ElseArgal+IreneRich_Broom For The BrideCurran-Theatre_San-Francisco_1922-1 as Smart Object-1
Elsa Argal, left with Irene Rich, right in Broom For The Bride.

Thursday March 23, 1939 “Sam came home in the afternoon. Feeling sick. He went to bed early. Nite: I went to Tony’s, and with eight women went to dinner at Vagabond House. Then to the Curran Theater to see Irene Rich in ‘Broom for the Bride.’ Enjoyed it.”

Jeanne's Fair Page2

A page from Mom’s crumbling scrapbook. I’m in the process of moving photos from it to archival pages. She indicates the Brazil Pavilion is “the best place in the fair” (lower right). Brazilian flag upper left. A partially used ticket book from 1940, And the El Salvador Pavilion napkin. And Duke. I don’t know what happened to him. Maybe got tossed after she got married.

Saturday March 25, 1939 “Sam feeling much better. The Doctor was here. Says he can get up Monday. Then go to work on Tuesday. Today was Rainy. Jeanne went to the fair.”

Brazil Pavilion

“Best Place in The Fair.” The photo caption reads “Pavilion of the United States of Brazil. It occupies 10,000 of its 25,000 square feet of the ground. The products displayed are representative of the country’s ever increasing potentiality and includes coffee, rubber, matte, vegetables fibers and oils, timbó, guaraná, etc. and manufactured products. Visit the CAFE BRAZIL with its tropical patio and try a cup of PURE Brazilian coffee.”


A name that begins to appear in Helen’s diary is Carlos. He became a constant friend in both San Francisco and Los Angeles for years to come. Apparently they met at the Brazil Pavilion where he sang. The Photo shows him in the rotunda of that pavilion–silhouette of  The Exposition Tower “Spire to the Sun” in the background.

The Car Went Blewey

Palace of Fine and Decorative Arts

The already mentioned Palace of Fine and Decorative Arts

Sunday March 12, 1939 “Jeanne, Sam, and I with Paul, Ruth Marc + Nancy to the Fair. Marc, Ruth, + Nancy left early but we stayed”

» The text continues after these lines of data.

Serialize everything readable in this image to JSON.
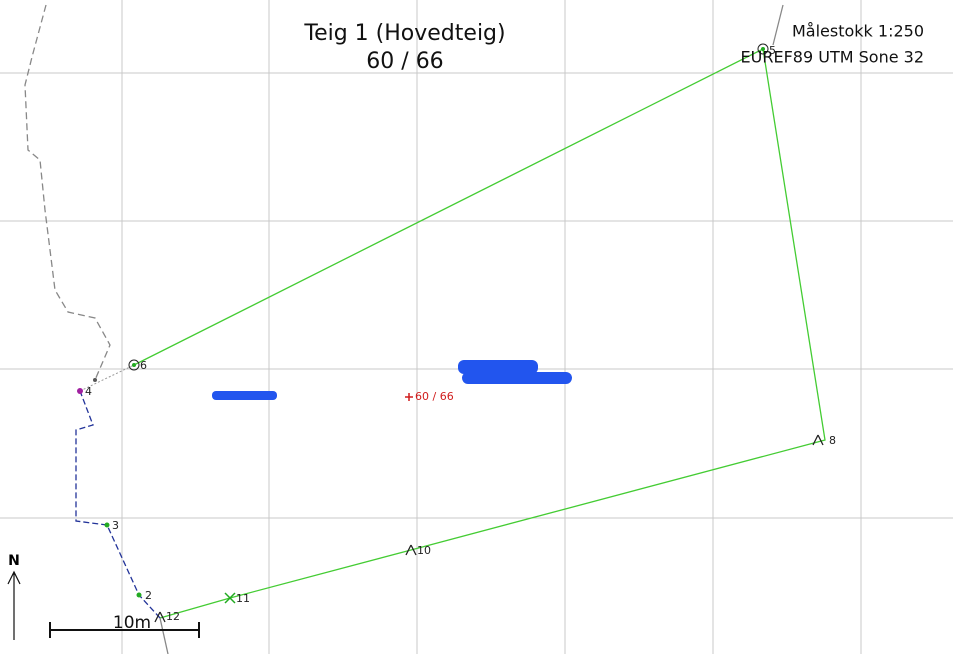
{
  "header": {
    "title": "Teig 1 (Hovedteig)",
    "subtitle": "60 / 66"
  },
  "info": {
    "scale": "Målestokk 1:250",
    "crs": "EUREF89 UTM Sone 32"
  },
  "center_label": "60 / 66",
  "points": [
    {
      "label": "6"
    },
    {
      "label": "5"
    },
    {
      "label": "8"
    },
    {
      "label": "10"
    },
    {
      "label": "11"
    },
    {
      "label": "12"
    },
    {
      "label": "2"
    },
    {
      "label": "3"
    },
    {
      "label": "4"
    }
  ],
  "north": "N",
  "scale_bar": "10m"
}
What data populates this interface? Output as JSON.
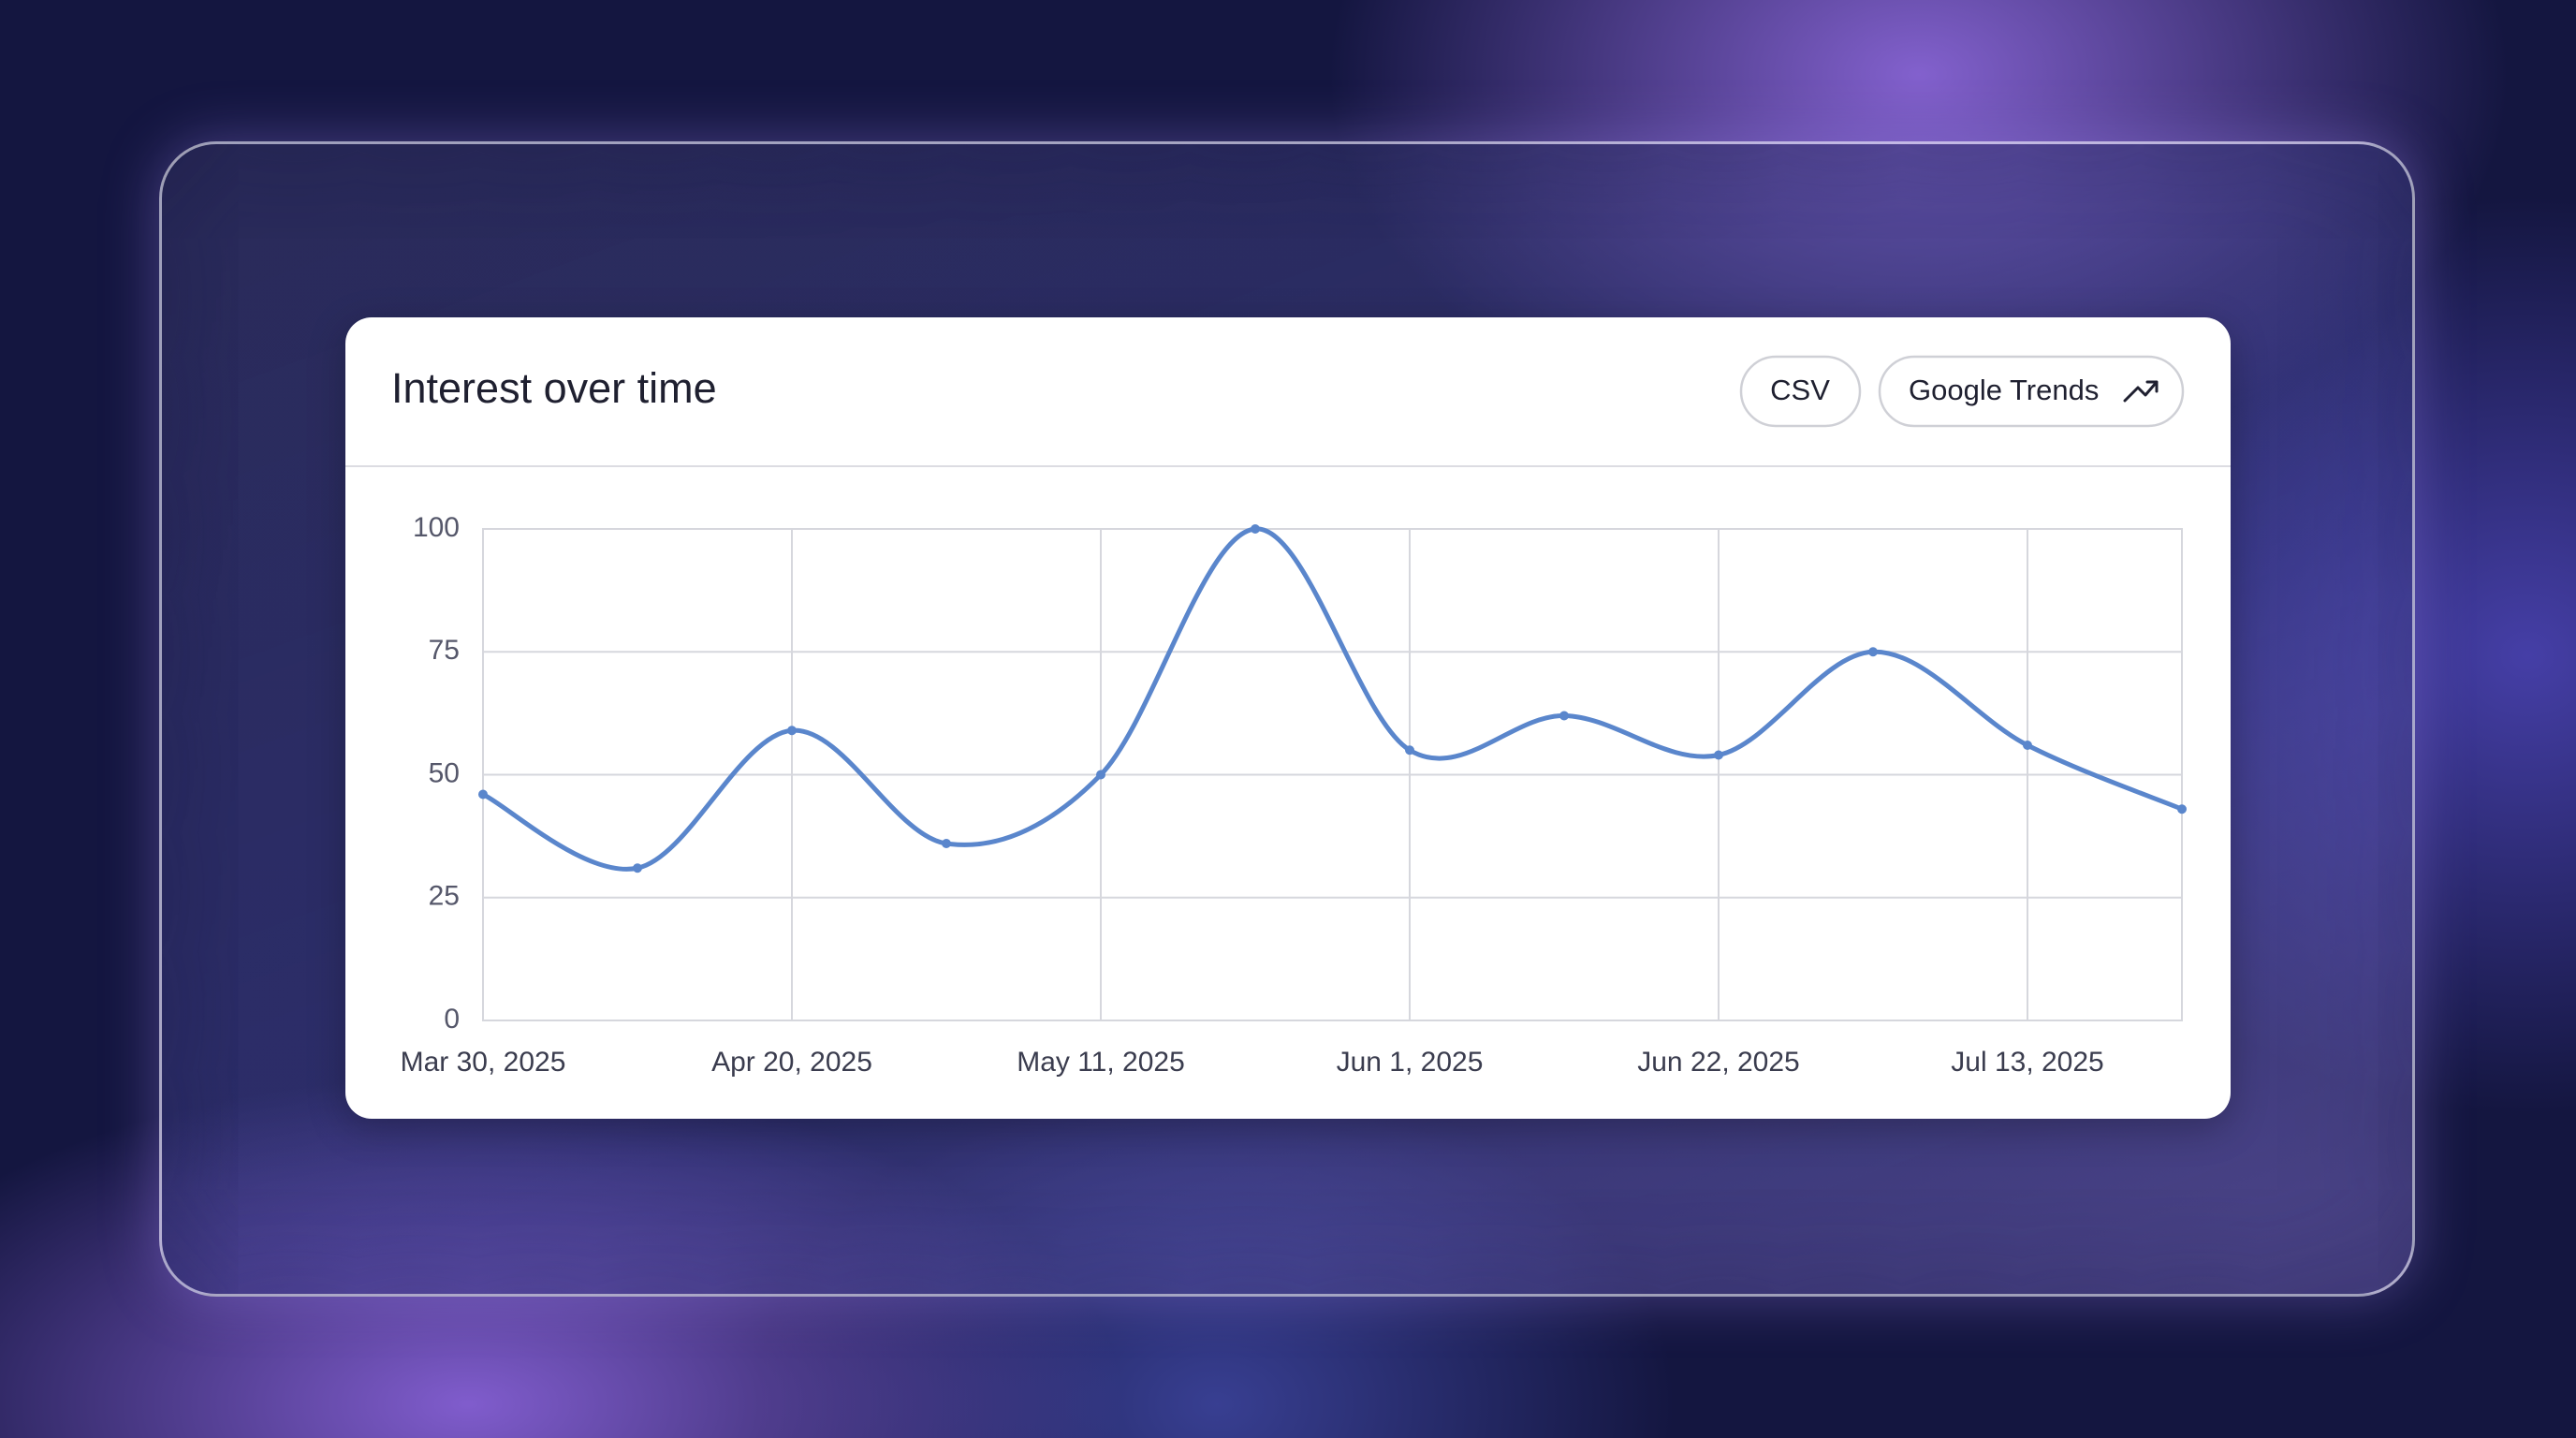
{
  "header": {
    "title": "Interest over time",
    "buttons": [
      "CSV",
      "Google Trends"
    ]
  },
  "chart_data": {
    "type": "line",
    "categories": [
      "Mar 30, 2025",
      null,
      "Apr 20, 2025",
      null,
      "May 11, 2025",
      null,
      "Jun 1, 2025",
      null,
      "Jun 22, 2025",
      null,
      "Jul 13, 2025",
      null
    ],
    "series": [
      {
        "name": "Interest",
        "color": "#5a86cc",
        "values": [
          46,
          31,
          59,
          36,
          50,
          100,
          55,
          62,
          54,
          75,
          56,
          43
        ]
      }
    ],
    "ylim": [
      0,
      100
    ],
    "yticks": [
      0,
      25,
      50,
      75,
      100
    ],
    "grid": true
  }
}
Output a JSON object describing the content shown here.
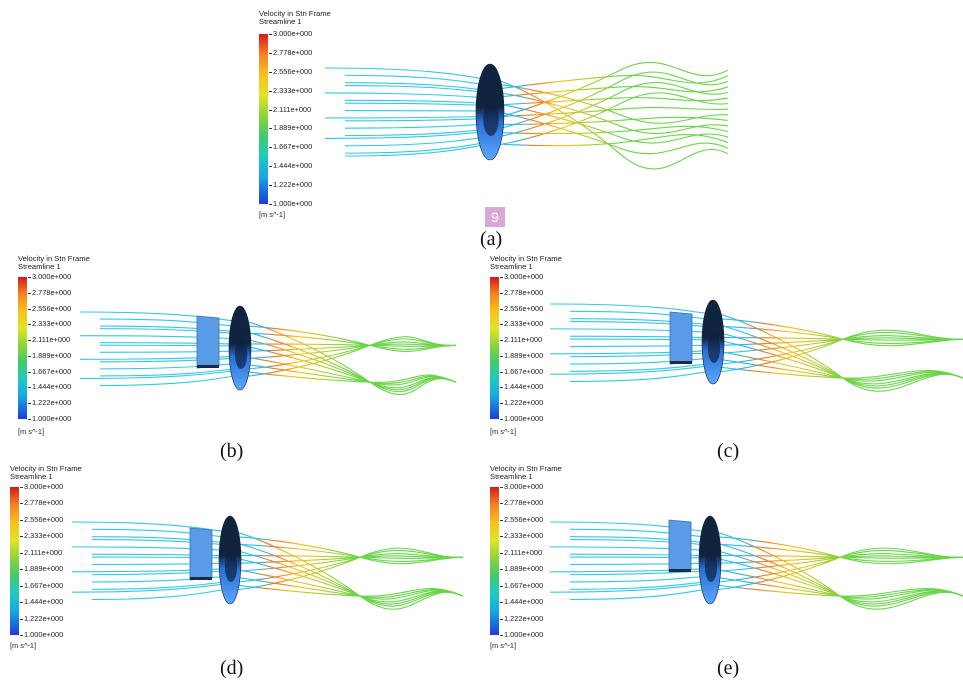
{
  "legend": {
    "title": "Velocity in Stn Frame",
    "subtitle": "Streamline 1",
    "ticks": [
      "3.000e+000",
      "2.778e+000",
      "2.556e+000",
      "2.333e+000",
      "2.111e+000",
      "1.889e+000",
      "1.667e+000",
      "1.444e+000",
      "1.222e+000",
      "1.000e+000"
    ],
    "units": "[m s^-1]"
  },
  "captions": {
    "a": "(a)",
    "b": "(b)",
    "c": "(c)",
    "d": "(d)",
    "e": "(e)"
  },
  "badge": "9",
  "colors": {
    "upstream": "#33c8e6",
    "slow": "#29b8e8",
    "mid": "#6ad44a",
    "fast": "#f2c21a",
    "peak": "#f07a1a",
    "rotor": "#2a6fd6",
    "rotor_dark": "#10243f",
    "duct": "#5a9be8"
  }
}
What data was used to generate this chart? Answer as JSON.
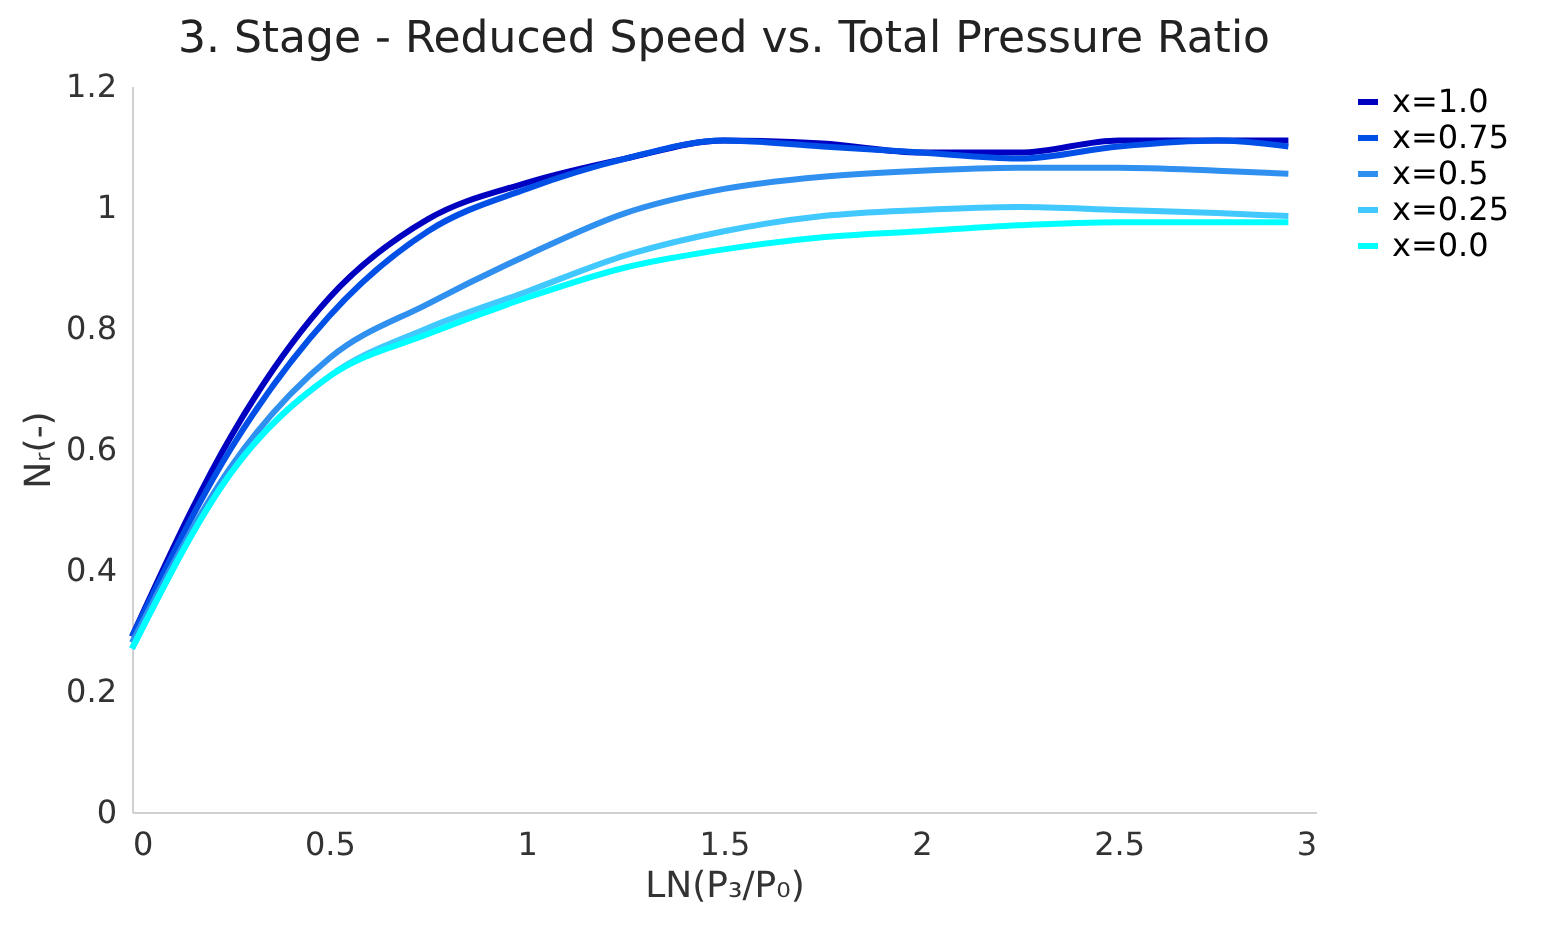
{
  "chart_data": {
    "type": "line",
    "title": "3. Stage - Reduced Speed vs. Total Pressure Ratio",
    "xlabel": "LN(P₃/P₀)",
    "ylabel": "Nᵣ(-)",
    "x": [
      0,
      0.25,
      0.5,
      0.75,
      1,
      1.25,
      1.5,
      1.75,
      2,
      2.25,
      2.5,
      2.75,
      2.93
    ],
    "series": [
      {
        "name": "x=1.0",
        "color": "#0000c0",
        "values": [
          0.29,
          0.62,
          0.85,
          0.98,
          1.04,
          1.08,
          1.11,
          1.105,
          1.09,
          1.09,
          1.11,
          1.11,
          1.11
        ]
      },
      {
        "name": "x=0.75",
        "color": "#0050e8",
        "values": [
          0.29,
          0.6,
          0.82,
          0.96,
          1.03,
          1.08,
          1.11,
          1.1,
          1.09,
          1.08,
          1.1,
          1.11,
          1.1
        ]
      },
      {
        "name": "x=0.5",
        "color": "#3090f0",
        "values": [
          0.28,
          0.57,
          0.75,
          0.84,
          0.92,
          0.99,
          1.03,
          1.05,
          1.06,
          1.065,
          1.065,
          1.06,
          1.055
        ]
      },
      {
        "name": "x=0.25",
        "color": "#40c8ff",
        "values": [
          0.27,
          0.56,
          0.72,
          0.8,
          0.86,
          0.92,
          0.96,
          0.985,
          0.995,
          1.0,
          0.995,
          0.99,
          0.985
        ]
      },
      {
        "name": "x=0.0",
        "color": "#00ffff",
        "values": [
          0.27,
          0.56,
          0.72,
          0.79,
          0.85,
          0.9,
          0.93,
          0.95,
          0.96,
          0.97,
          0.975,
          0.975,
          0.975
        ]
      }
    ],
    "xlim": [
      0,
      3
    ],
    "xticks": [
      0,
      0.5,
      1,
      1.5,
      2,
      2.5,
      3
    ],
    "ylim": [
      0,
      1.2
    ],
    "yticks": [
      0,
      0.2,
      0.4,
      0.6,
      0.8,
      1,
      1.2
    ],
    "grid": false,
    "legend": "right",
    "marker": "none",
    "line_style": "solid"
  }
}
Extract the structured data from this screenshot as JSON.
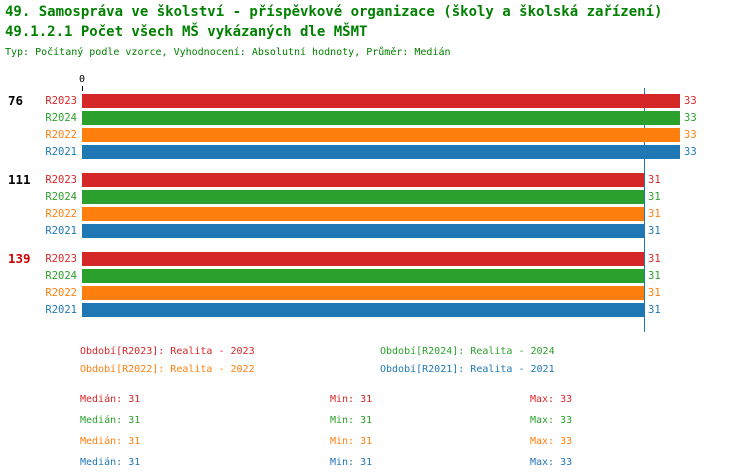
{
  "header": {
    "title": "49. Samospráva ve školství - příspěvkové organizace (školy a školská zařízení)",
    "meta": "Typ: Počítaný podle vzorce, Vyhodnocení: Absolutní hodnoty, Průměr: Medián",
    "title_color": "#008000"
  },
  "colors": {
    "R2023": "#d62728",
    "R2024": "#2ca02c",
    "R2022": "#ff7f0e",
    "R2021": "#1f77b4",
    "group_label": "#000000",
    "group_label_highlight": "#cc0000",
    "median_line": "#1f77b4",
    "axis_text": "#000000"
  },
  "chart_data": {
    "type": "bar",
    "orientation": "horizontal",
    "title": "49.1.2.1 Počet všech MŠ vykázaných dle MŠMT",
    "x_axis": {
      "origin_label": "0",
      "min": 0,
      "max_value_shown": 33,
      "median_line_value": 31,
      "grid": false
    },
    "series_order": [
      "R2023",
      "R2024",
      "R2022",
      "R2021"
    ],
    "groups": [
      {
        "label": "76",
        "highlight": false,
        "values": {
          "R2023": 33,
          "R2024": 33,
          "R2022": 33,
          "R2021": 33
        }
      },
      {
        "label": "111",
        "highlight": false,
        "values": {
          "R2023": 31,
          "R2024": 31,
          "R2022": 31,
          "R2021": 31
        }
      },
      {
        "label": "139",
        "highlight": true,
        "values": {
          "R2023": 31,
          "R2024": 31,
          "R2022": 31,
          "R2021": 31
        }
      }
    ],
    "legend": [
      {
        "series": "R2023",
        "label": "Období[R2023]: Realita - 2023"
      },
      {
        "series": "R2024",
        "label": "Období[R2024]: Realita - 2024"
      },
      {
        "series": "R2022",
        "label": "Období[R2022]: Realita - 2022"
      },
      {
        "series": "R2021",
        "label": "Období[R2021]: Realita - 2021"
      }
    ],
    "stats_labels": {
      "median": "Medián:",
      "min": "Min:",
      "max": "Max:"
    },
    "stats": [
      {
        "series": "R2023",
        "median": 31,
        "min": 31,
        "max": 33
      },
      {
        "series": "R2024",
        "median": 31,
        "min": 31,
        "max": 33
      },
      {
        "series": "R2022",
        "median": 31,
        "min": 31,
        "max": 33
      },
      {
        "series": "R2021",
        "median": 31,
        "min": 31,
        "max": 33
      }
    ]
  }
}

The Palace of Fine and Decorative Arts is one of the few surviving buildings from The Fair. This is a Historic American Buildings Survey photo done in 2003.

The building predated the fair itself, and was constructed in 1938 as an aircraft hangar for Pan American World Airways and their trans-Pacific Clipper services. It was later modified for the 1939-40 Golden Gate International Exposition.

The building retains its George W. Kelham and William Peyton Day designed Art Deco Streamline Moderne features.

The interior was adapted for the exposition by adding curving temporary plaster walls to house a $20 million collection of artwork, designed by Dorothy Wright Liebes and Shepard Vogelsang. The space was extensively subdivided into small galleries.

07 Dorothy Liebes who illustrates the optimistic modernism of the American designer post WWII as Smart Object-1

Dorothy Wright Liebes worked closely with Frank Lloyd Wright. She talks about her relationship with the Wrights in her papers.

“After The Fair we had dinner in Chinatown. Then the car went blewey. Stuck for a long time. Paul stayed over again.”

Monday March 13, 1939 “Didn’t get up until after 11 a.m. The car started OK. Later Jeanne and I rode through the Presidio. Shopped. Then home to clean up the mess. To bed early.”